First what type of fishing ocean, stream larger or small, lake, or river?

If your just starting you need to decide either dry or wet because they cast differently.

Next what size rod and line weight?

When you start off don't think about catching the fish first, that will come in time. I need more info to help.

Oh and yes I do a little fishing.


----------



## mtlogcabin (Aug 30, 2013)

Watch out for the competition its everywhere


----------



## Yikes (Aug 30, 2013)

I am in the LA area, so our prime fly fishing opportunities within an hour are very small (<8") trout on the San Gabriel River, if it can recover from the current drought; urban lakes (bluegill and small bass), crappie on t or surf.

Honestly, I think I'll stick to bait casting for the ocean.
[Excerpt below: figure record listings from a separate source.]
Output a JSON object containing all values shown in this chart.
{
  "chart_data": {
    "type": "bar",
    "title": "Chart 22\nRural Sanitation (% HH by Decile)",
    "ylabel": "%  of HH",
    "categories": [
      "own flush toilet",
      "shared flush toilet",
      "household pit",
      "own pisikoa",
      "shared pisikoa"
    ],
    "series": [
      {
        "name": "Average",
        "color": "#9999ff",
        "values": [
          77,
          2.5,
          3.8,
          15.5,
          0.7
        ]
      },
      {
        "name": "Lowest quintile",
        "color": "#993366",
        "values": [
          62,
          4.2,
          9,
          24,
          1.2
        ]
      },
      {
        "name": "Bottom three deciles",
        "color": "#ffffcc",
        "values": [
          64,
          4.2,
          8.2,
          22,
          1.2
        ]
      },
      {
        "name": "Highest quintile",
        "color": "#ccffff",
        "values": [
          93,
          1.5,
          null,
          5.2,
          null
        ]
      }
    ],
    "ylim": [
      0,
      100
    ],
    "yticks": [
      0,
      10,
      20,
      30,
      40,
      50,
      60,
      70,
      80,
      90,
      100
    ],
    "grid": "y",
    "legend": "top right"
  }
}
I bought a Redington CT 3 wt for the the San Gabriel river.  As I develop my skills, I will get a 5-6 wt for the eastern Sierra.  I do an annual trip to the Sacramento river delta trolling for Salmon in the fall, but if this sport is as addictive as I fear it is, that may change into flyfishing on the McCloud instead.

I have friends and relatives in Oregon, Idaho and Montana, so you'd think I'd have tried this sooner in life!

PCinspector1: I have people advising me that for fly fishing it's all in the forearm (like swinging a hammer, but with a more relaxed grip), and I need to stop flexing my wrist...?


----------



## pwood (Aug 31, 2013)

I live a five minute walk from the upper Sacramento River in northern California and have fly fished for the last 40 years here. Look what bugs are hatching that day and use a fly that mimics that bug. I have had ongoing success using a spinning rod with a clear bobber and a wet fly and a dry fly in tandem. The locals laughed at my approach as I constantly out fished them. This technique works well in heavily brushed areas when you can't get in the water, I also like the traditional whip the line with the heavy wrist snapping. Whatever works when you are on the river is the right method. It is always an enjoyable pastime fish or not. I usually toss them back to catch another day.

  The McCloud River is 15 minutes away and has some nice browns and dolly vardens. Try the McCloud reservoir for some laid back lake fishing next visit.


----------



## Francis Vineyard (Aug 31, 2013)

It's more like a paddle ball; keep your forearm and rod movement parallel straight back and forth. Don't curve or arc the tip like casting or the loop will close and tangle.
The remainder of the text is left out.